Речь его становилась качкой; бывает, мне мстится кошмар — я вижу, как мои собратья плачут. Я смешал ему монструозный напиток и попробовал сменить тему. Напиток он принял и даже оправился, однако смены темы не потерпел.

— Дальше все было довольно ужасно, — твердо продолжал он. — Мы поднялись туда, куда определили Виолетту, — палата даже приятная, — и доктор Дрочкель впрыснула в нее амитал-натрия. От этого Виолетта прекратила так ужасно таращиться, но разговорчивее не стала. Дрочкелиха приподняла руку — Виолеттину, то есть, — и рука так и осталась в воздухе. Потом докторица ее согнула, и рука опять так и осталась. Докторица сказала, что это называется «flexibilitas cereas» и, судя по всему, характерно для того или сего. Затем Дрочкель снова силой прижала Виолеттину руку и тихонько по ней постукала — и всякий раз от этого рука чуточку приподнималась, как лампа на ножке. Это, судя по всему, называется «mitgehen». Видеть такое — сущее зверство. Потом меня оттуда вытолкали, чтобы Дрочкель провела полный осмотр по всей форме, и мне пришлось лет сто дожидаться снаружи. А после у меня в голове все уже так сотряслось, что я не очень соображал — понял только одно: депрессивный транс у Виолетты или же кататонический, можно решить, только подбросив монетку, но от разницы между ними зависит все. Как ни верти, велика вероятность, что в любой момент Виолетта может встать и нырнуть в окно: у кататоников развивается чудное представление о том, что они ангелы, — а это значит, что с нею круглосуточно должна быть сиделка, что ежедневно будет обходиться в еще одну громадную сумму.

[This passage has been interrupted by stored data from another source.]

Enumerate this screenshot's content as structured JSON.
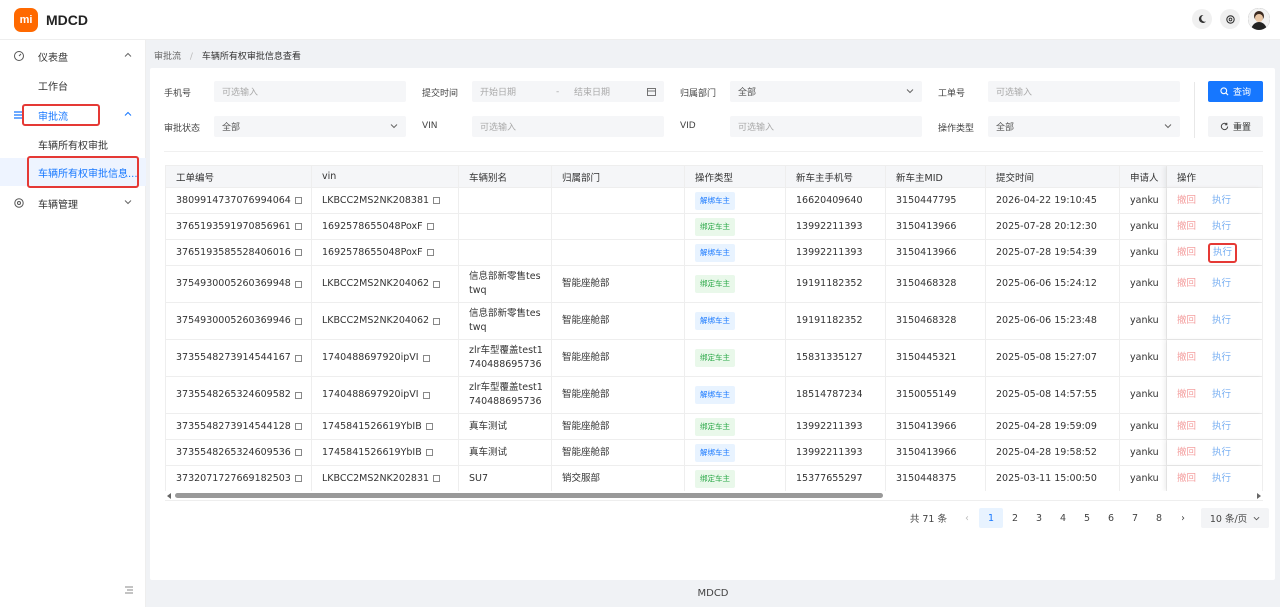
{
  "header": {
    "logo_text": "mi",
    "app_title": "MDCD",
    "icons": [
      "moon-icon",
      "settings-icon",
      "avatar"
    ]
  },
  "sidebar": {
    "items": [
      {
        "label": "仪表盘",
        "icon": "dashboard-icon",
        "expanded": true
      },
      {
        "label": "工作台"
      },
      {
        "label": "审批流",
        "icon": "list-icon",
        "expanded": true
      },
      {
        "label": "车辆所有权审批"
      },
      {
        "label": "车辆所有权审批信息..."
      },
      {
        "label": "车辆管理",
        "icon": "gear-icon",
        "expanded": false
      }
    ],
    "collapse_icon": "menu-fold-icon"
  },
  "breadcrumb": {
    "parent": "审批流",
    "sep": "/",
    "current": "车辆所有权审批信息查看"
  },
  "filters": {
    "phone_label": "手机号",
    "phone_placeholder": "可选输入",
    "submit_time_label": "提交时间",
    "start_placeholder": "开始日期",
    "range_sep": "-",
    "end_placeholder": "结束日期",
    "dept_label": "归属部门",
    "dept_value": "全部",
    "order_label": "工单号",
    "order_placeholder": "可选输入",
    "status_label": "审批状态",
    "status_value": "全部",
    "vin_label": "VIN",
    "vin_placeholder": "可选输入",
    "vid_label": "VID",
    "vid_placeholder": "可选输入",
    "optype_label": "操作类型",
    "optype_value": "全部",
    "query_button": "查询",
    "reset_button": "重置"
  },
  "table": {
    "columns": [
      "工单编号",
      "vin",
      "车辆别名",
      "归属部门",
      "操作类型",
      "新车主手机号",
      "新车主MID",
      "提交时间",
      "申请人",
      "操作"
    ],
    "rows": [
      {
        "id": "3809914737076994064",
        "vin": "LKBCC2MS2NK208381",
        "alias": "",
        "dept": "",
        "op": "解绑车主",
        "phone": "16620409640",
        "mid": "3150447795",
        "time": "2026-04-22 19:10:45",
        "applicant": "yanku"
      },
      {
        "id": "3765193591970856961",
        "vin": "1692578655048PoxF",
        "alias": "",
        "dept": "",
        "op": "绑定车主",
        "phone": "13992211393",
        "mid": "3150413966",
        "time": "2025-07-28 20:12:30",
        "applicant": "yanku"
      },
      {
        "id": "3765193585528406016",
        "vin": "1692578655048PoxF",
        "alias": "",
        "dept": "",
        "op": "解绑车主",
        "phone": "13992211393",
        "mid": "3150413966",
        "time": "2025-07-28 19:54:39",
        "applicant": "yanku"
      },
      {
        "id": "3754930005260369948",
        "vin": "LKBCC2MS2NK204062",
        "alias": "信息部新零售tes twq",
        "dept": "智能座舱部",
        "op": "绑定车主",
        "phone": "19191182352",
        "mid": "3150468328",
        "time": "2025-06-06 15:24:12",
        "applicant": "yanku"
      },
      {
        "id": "3754930005260369946",
        "vin": "LKBCC2MS2NK204062",
        "alias": "信息部新零售tes twq",
        "dept": "智能座舱部",
        "op": "解绑车主",
        "phone": "19191182352",
        "mid": "3150468328",
        "time": "2025-06-06 15:23:48",
        "applicant": "yanku"
      },
      {
        "id": "3735548273914544167",
        "vin": "1740488697920ipVI",
        "alias": "zlr车型覆盖test1 740488695736",
        "dept": "智能座舱部",
        "op": "绑定车主",
        "phone": "15831335127",
        "mid": "3150445321",
        "time": "2025-05-08 15:27:07",
        "applicant": "yanku"
      },
      {
        "id": "3735548265324609582",
        "vin": "1740488697920ipVI",
        "alias": "zlr车型覆盖test1 740488695736",
        "dept": "智能座舱部",
        "op": "解绑车主",
        "phone": "18514787234",
        "mid": "3150055149",
        "time": "2025-05-08 14:57:55",
        "applicant": "yanku"
      },
      {
        "id": "3735548273914544128",
        "vin": "1745841526619YbIB",
        "alias": "真车测试",
        "dept": "智能座舱部",
        "op": "绑定车主",
        "phone": "13992211393",
        "mid": "3150413966",
        "time": "2025-04-28 19:59:09",
        "applicant": "yanku"
      },
      {
        "id": "3735548265324609536",
        "vin": "1745841526619YbIB",
        "alias": "真车测试",
        "dept": "智能座舱部",
        "op": "解绑车主",
        "phone": "13992211393",
        "mid": "3150413966",
        "time": "2025-04-28 19:58:52",
        "applicant": "yanku"
      },
      {
        "id": "3732071727669182503",
        "vin": "LKBCC2MS2NK202831",
        "alias": "SU7",
        "dept": "销交服部",
        "op": "绑定车主",
        "phone": "15377655297",
        "mid": "3150448375",
        "time": "2025-03-11 15:00:50",
        "applicant": "yanku"
      }
    ],
    "action_revoke": "撤回",
    "action_exec": "执行"
  },
  "pagination": {
    "total": "共 71 条",
    "prev": "‹",
    "next": "›",
    "pages": [
      "1",
      "2",
      "3",
      "4",
      "5",
      "6",
      "7",
      "8"
    ],
    "active": "1",
    "page_size": "10 条/页"
  },
  "footer": {
    "text": "MDCD"
  },
  "colors": {
    "primary": "#1677ff",
    "logo": "#ff6900",
    "highlight": "#e53935"
  }
}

Затем добрая Дрочкель выделила мне кровать — бесплатно! — и пилюлю, и я проспал до самого самолета сегодня утром, вот и все.

Я налил ему еще — так было легче, нежели что-нибудь говорить.

Джок — со свойственным ему ощущением нужного момента — объявил, что ланч подан, и мы уселись за трапезу из чаячьих яиц, террина из кролика и холодных орешков с карри. Попробуйте кто-нибудь рассусоливать о личных горестях, когда на языке тают Джоковы холодные орешки с карри — они выдающиеся, слово чести. Пили мы бутылочное пиво, ибо я не одобряю вина за ланчем: оно либо вызывает сонливость, либо распаляет животные порывы; в любом случае остаток дня идет псу под хвост. Насытившись, Сэм приподуспокоился; Джордж, казалось, дремал — быть, как мы, ему не хотелось.

— Ну, — произнес Сэм, — так расскажите же нам о своем оксфордском предприятии, Чарли. Что предложил ваш emeritus magus?

Я рассказал, стараясь не подпускать в голос извиняющегося тона и изо всех своих сил выдвигая богохульственную причуду как единственный довод разума, который одержит над всем верх. То, что в Оксфорде казалось здравым, за джерсийским обеденным столом выглядело обычной придурью, и пустота в глазах моих сотрапезников, их обоюдные косые взгляды не весьма способствовали моей убедительности. Завершил я убого.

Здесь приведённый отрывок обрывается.